19edo is interesting as a flatter Meantone system; it is in fact very close to 1/3-comma Meantone (i.e. Meantone with exact 6/5). It has interordinals and supports Semaphore, which means that it treats half of its perfect fourth as a septimal (8/7) major second, leading to a very consonant 9-note MOS semiquartal (5L4s) that can be created from stacking its 8/7. 19edo is also a tuning of
- Kleismic (six 6/5's = 3/1) but with lower accuracy due to its 6/5 being barely sharpened at all
- Magic (five 5/4's = 3/1) with the generator 5/4 on the flat end
An early use of 19edo was in the mid-1500s by French composer Guillaume Costeley in his chanson "Seigneur Dieu ta pitie", in which he uses mostly the standard consonances from the diatonic scale (perfect fifth, major third, etc.) as contrapuntal consonances, but incorporates motions by a third of a tone that are outside the diatonic scale. A keyboard rendition of the chanson can be heard on YouTube.
Basic theory
Intervals and notation
19edo can be notated entirely with standard diatonic notation, with #/b = 1\19 and x/bb = 2\19. The enharmonic equivalences are E# = Fb and B# = Cb.

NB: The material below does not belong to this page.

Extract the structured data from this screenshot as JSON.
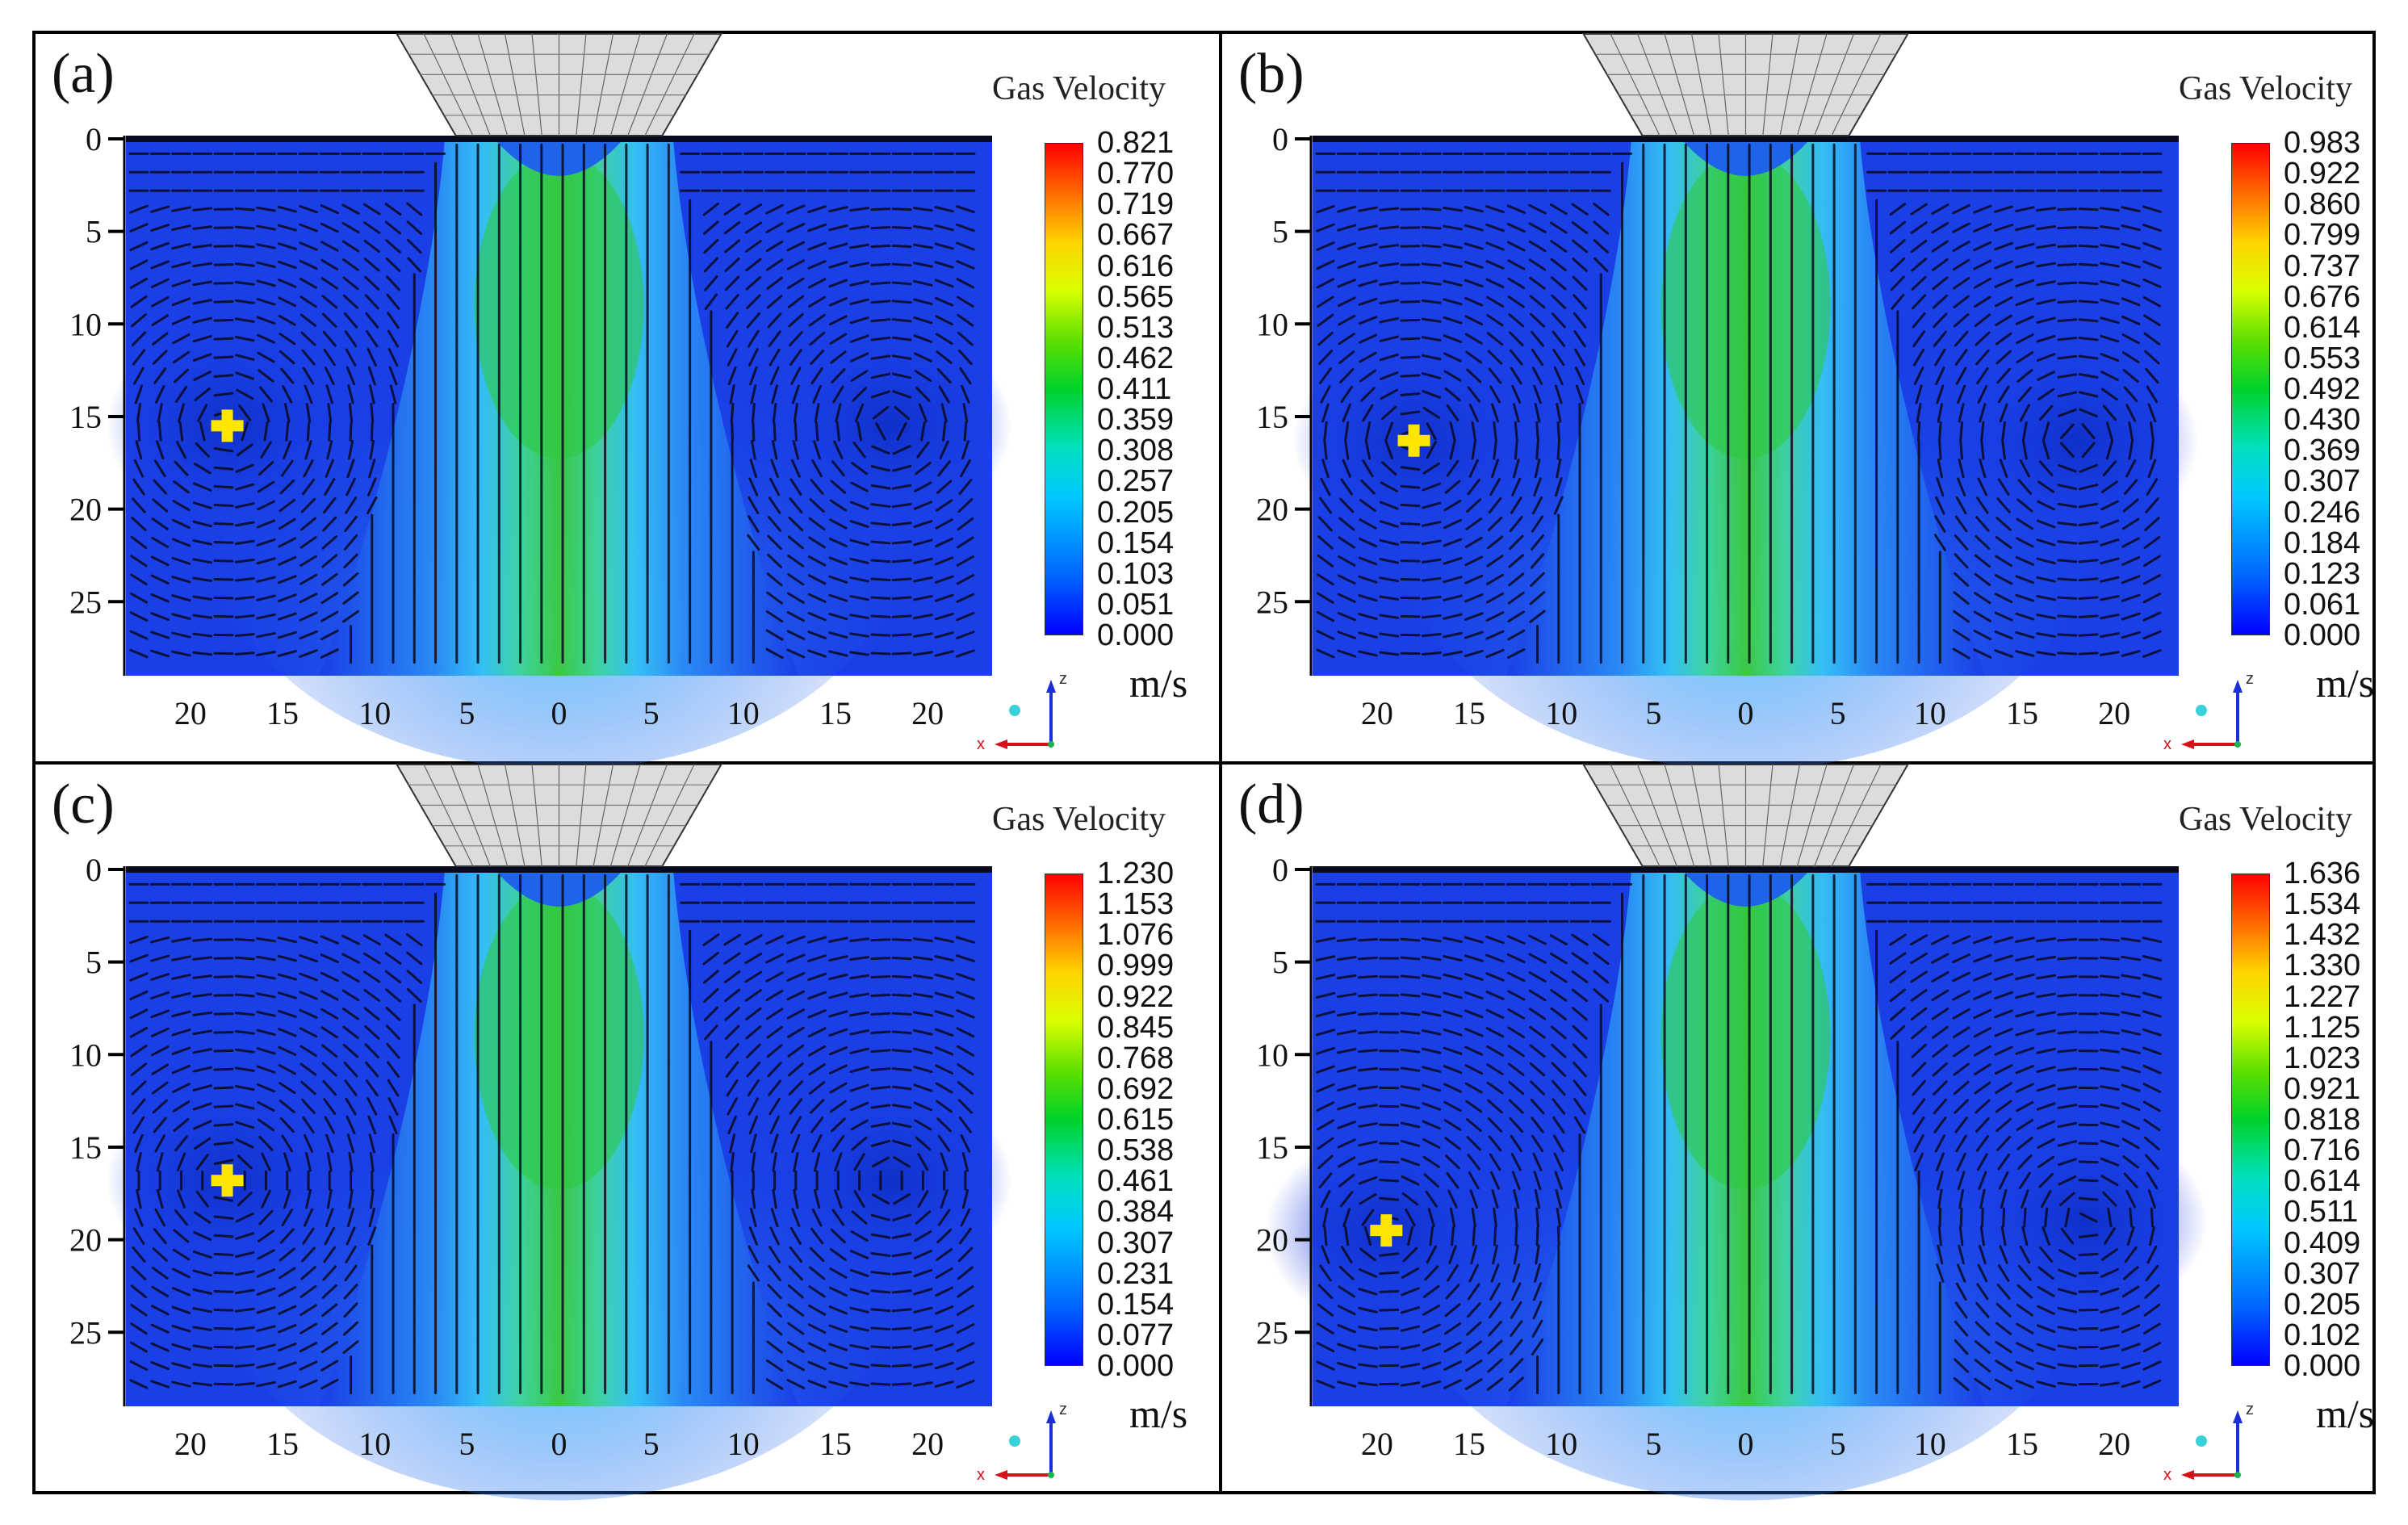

Prime harmonic approximations
| Harmonic | 2 | 3 | 5 | 7 | 11 | 13 | 17 | 19 | 23 | |
|---|---|---|---|---|---|---|---|---|---|---|
| Error | Absolute (¢) | 0.0 | -7.2 | -7.4 | -21.5 | +17.1 | -19.5 | +21.4 | +18.3 | +3.3 |
| Relative (%) | 0.0 | -11.4 | -11.7 | -34.0 | +27.1 | -30.8 | +33.8 | +28.9 | +5.2 | |
| Steps
(reduced) |
19
(0) |
30
(11) |
44
(6) |
53
(15) |
66
(9) |
70
(13) |
78
(2) |
81
(5) |
86
(10) | |
Edostep interpretations
19edo's edostep has the following interpretations in the 2.3.5.7.13 subgroup:
- 25/24 (the interval between 6/5 and 5/4)
- 26/25 (the interval between 25/16 and 13/8)
- 27/26 (the interval between 13/8 and 27/16)
- 28/27 (the interval between 9/8 and 7/6)
25/24 ~ 26/25 ~ 27/26 is the characteristic equivalence of 2.3.5.13 Kleismic.